Please note: This master’s thesis presentation will take place in DC 3317.
Mohammad Mahdi Abdollahpour, Master’s candidate
David R. Cheriton School of Computer Science
Supervisor: Professor Patrick Lam
In today’s software development landscape, the use of third-party libraries is near-ubiquitous; leveraging third-party libraries can significantly accelerate development, allowing teams to implement complex functionalities without reinventing the wheel. However, one significant cost of reusing code is security vulnerabilities. Vulnerabilities in third-party libraries have allowed attackers to breach databases, conduct identity theft, steal sensitive user data, and launch mass phishing campaigns. Notorious examples of vulnerabilities in libraries from the past few years include log4shell, solarwinds, event-stream, lodash, and equifax.

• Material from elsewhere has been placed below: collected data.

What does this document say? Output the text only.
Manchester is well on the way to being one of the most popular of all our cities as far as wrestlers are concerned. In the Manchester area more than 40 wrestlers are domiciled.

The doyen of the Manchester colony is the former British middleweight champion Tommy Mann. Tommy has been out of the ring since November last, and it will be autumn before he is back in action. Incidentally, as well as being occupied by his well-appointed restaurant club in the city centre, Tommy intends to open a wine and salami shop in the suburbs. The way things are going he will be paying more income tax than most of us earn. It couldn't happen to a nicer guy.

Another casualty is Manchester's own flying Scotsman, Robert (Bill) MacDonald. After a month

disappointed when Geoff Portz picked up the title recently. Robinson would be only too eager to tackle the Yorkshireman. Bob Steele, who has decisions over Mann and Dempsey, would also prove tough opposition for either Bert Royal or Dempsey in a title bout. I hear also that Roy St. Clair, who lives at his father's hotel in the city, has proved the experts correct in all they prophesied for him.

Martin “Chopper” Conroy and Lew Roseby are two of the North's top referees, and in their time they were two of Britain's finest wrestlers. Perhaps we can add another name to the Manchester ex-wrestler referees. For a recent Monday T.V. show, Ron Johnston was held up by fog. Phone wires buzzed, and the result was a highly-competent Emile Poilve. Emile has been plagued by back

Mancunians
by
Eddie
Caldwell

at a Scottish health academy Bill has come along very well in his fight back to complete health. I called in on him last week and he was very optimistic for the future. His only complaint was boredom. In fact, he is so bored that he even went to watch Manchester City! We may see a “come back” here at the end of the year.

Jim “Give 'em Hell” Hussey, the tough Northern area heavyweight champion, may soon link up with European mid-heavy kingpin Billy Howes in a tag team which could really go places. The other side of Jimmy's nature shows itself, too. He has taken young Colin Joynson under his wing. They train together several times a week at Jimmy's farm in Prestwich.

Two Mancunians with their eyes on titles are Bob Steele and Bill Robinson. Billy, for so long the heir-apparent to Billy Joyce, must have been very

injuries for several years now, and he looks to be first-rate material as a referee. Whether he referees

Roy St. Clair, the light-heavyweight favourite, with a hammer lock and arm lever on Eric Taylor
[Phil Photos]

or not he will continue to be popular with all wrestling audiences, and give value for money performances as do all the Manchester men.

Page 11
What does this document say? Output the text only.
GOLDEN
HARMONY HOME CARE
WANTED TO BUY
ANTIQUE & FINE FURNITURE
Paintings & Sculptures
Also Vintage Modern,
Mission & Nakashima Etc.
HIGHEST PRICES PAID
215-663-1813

Existing software composition analysis (SCA) tools track the propagation of vulnerabilities from libraries through dependencies to downstream clients and alert those clients. Due to their design, many existing tools are highly imprecise—they create alerts for clients even when the flagged vulnerabilities are not exploitable.
Library developers occasionally release new versions of their software with refactorings that improve modularity. In this work, we explore the impacts of modularity improvements on vulnerability detection. In addition to generally improving the nonfunctional properties of the code, refactoring also has several security-related beneficial side effects: (1) it improves the precision of existing (fast and stable) SCAs; and (2) it protects from vulnerabilities that are exploitable when the vulnerable code is present and not even reachable, as in gadget chain attacks.
Our primary contribution is thus to quantify, using a novel simulation-based counterfactual vulnerability analysis, two main ways that improved modularity can boost security. We propose a modularization method using a DAG partitioning algorithm, and statically measure properties of systems that we (synthetically) modularize. In our experiments, we find that modularization can improve precision of Software Composition Analysis (SCA) tools to 71%, up from 35%. Furthermore, migrating to modularized libraries results in 78% of clients no longer being vulnerable to attacks referencing inactive dependencies. We further verify that the results of our modularization reflect the structures that are already implicit in the projects (but for which no modularity boundaries are enforced).